I met a couple I'll call "Debbie and Brian" on the boardwalk at Venice Beach as I was serving a meal with Food Not Bombs. Like many of the folks who come to eat with us, Brian was badly sunburned with a deep tan and tired from walking around. I liked him instantly; small, handsome and muscular, he won my heart with his sweet smile and southern-boy politeness. He was accompanied by a pretty sunburned woman in a long batik wrap skirt and a macramé purse. She was younger and more earnest-looking than most of the young bohemians strolling along the boardwalk. They seemed new to the streets. I served them both plates of greens and potatoes and bread pudding.
"I'm so happy you guys are here," said Debbie. "We've been looking for a shelter all day and haven't been able to find one that can take us."
I took a break from serving and sat with them in the grassy area we call "the Food Not Bombs Lounge". The young woman, Debbie, played with the puppy of one of our volunteers. She told me she loved animals and had worked in an animal shelter for five and a half years while living in Alabama. She recently returned to California after being offered a job in the post office. But things fell through, and she and her roommate drained their bank accounts paying inflated prices for temporary housing in shabby motels on the West Side. Then they met Brian at the Greyhound bus station. The three new friends put their belongings in a locker together and headed for Venice Beach. "I used to think no one would mess with me out here hitchhiking, but I've been in some bad situations," she says. "I don't travel alone any more. That's why I am so glad I met him--he keeps me safe."
"Food Not Bombs" Brian said out loud. "I like that"
"You like those words? 'Food not bombs'?" I repeated, smiling. He looked far off and dreamy
"Yeah" he said in his sweet drawl, "but I think you guys would really hate me if you knew what it is I do."
I knew instantly what he meant. "I wouldn't hate you," I said. "I want you to stay home."
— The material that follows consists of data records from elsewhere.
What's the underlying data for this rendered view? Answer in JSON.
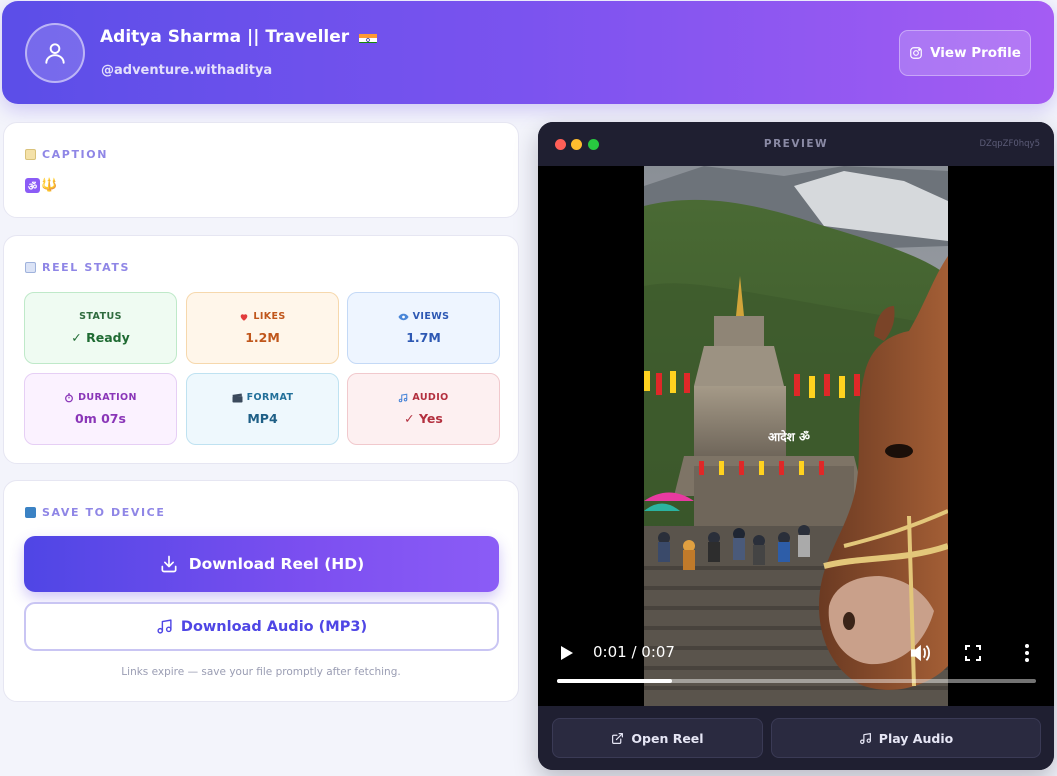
{
  "header": {
    "name": "Aditya Sharma || Traveller",
    "handle": "@adventure.withaditya",
    "view_profile_label": "View Profile"
  },
  "caption": {
    "title": "CAPTION",
    "emoji_1": "ॐ",
    "emoji_2": "🔱"
  },
  "stats": {
    "title": "REEL STATS",
    "items": [
      {
        "label": "STATUS",
        "value": "✓ Ready"
      },
      {
        "label": "LIKES",
        "value": "1.2M"
      },
      {
        "label": "VIEWS",
        "value": "1.7M"
      },
      {
        "label": "DURATION",
        "value": "0m 07s"
      },
      {
        "label": "FORMAT",
        "value": "MP4"
      },
      {
        "label": "AUDIO",
        "value": "✓ Yes"
      }
    ]
  },
  "save": {
    "title": "SAVE TO DEVICE",
    "download_reel_label": "Download Reel (HD)",
    "download_audio_label": "Download Audio (MP3)",
    "note": "Links expire — save your file promptly after fetching."
  },
  "preview": {
    "title": "PREVIEW",
    "reel_id": "DZqpZF0hqy5",
    "overlay_text": "आदेश ॐ",
    "time": "0:01 / 0:07",
    "progress": 0.24,
    "open_reel_label": "Open Reel",
    "play_audio_label": "Play Audio"
  },
  "colors": {
    "accent": "#4f46e5",
    "accent_2": "#8b5cf6"
  }
}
Brian is a Marine, on "Morale" leave from Iraq. At twenty- two, he's spent the last seven years raising his son as a single father in New Orleans.
"I joined the service to get out of my neighborhood," he told me.
I know first hand that the military steals our poor to send them to war. "My brother has been to Iraq two times," I whispered.
He looked surprised that I would have a brother in the military
"My brother went because he had never done really well in school and my mom said he had to go to community college or go to the military," I told them.
"Yeah, my mom was all for it back before she didn't think they'd send me to Iraq" he said. "Then after the first month when I got back from boot camp, I got my orders and she was real upset. I have everything set up though. If I die, I got it set up where my mom will get everything and she'll get all my benefits. "
"I hate hearing him say that. I don't even want to think about that!" Debbie squeezed her eyes shut.
Brian has lost three friends already.
"He has nightmares all the time," said Debbie.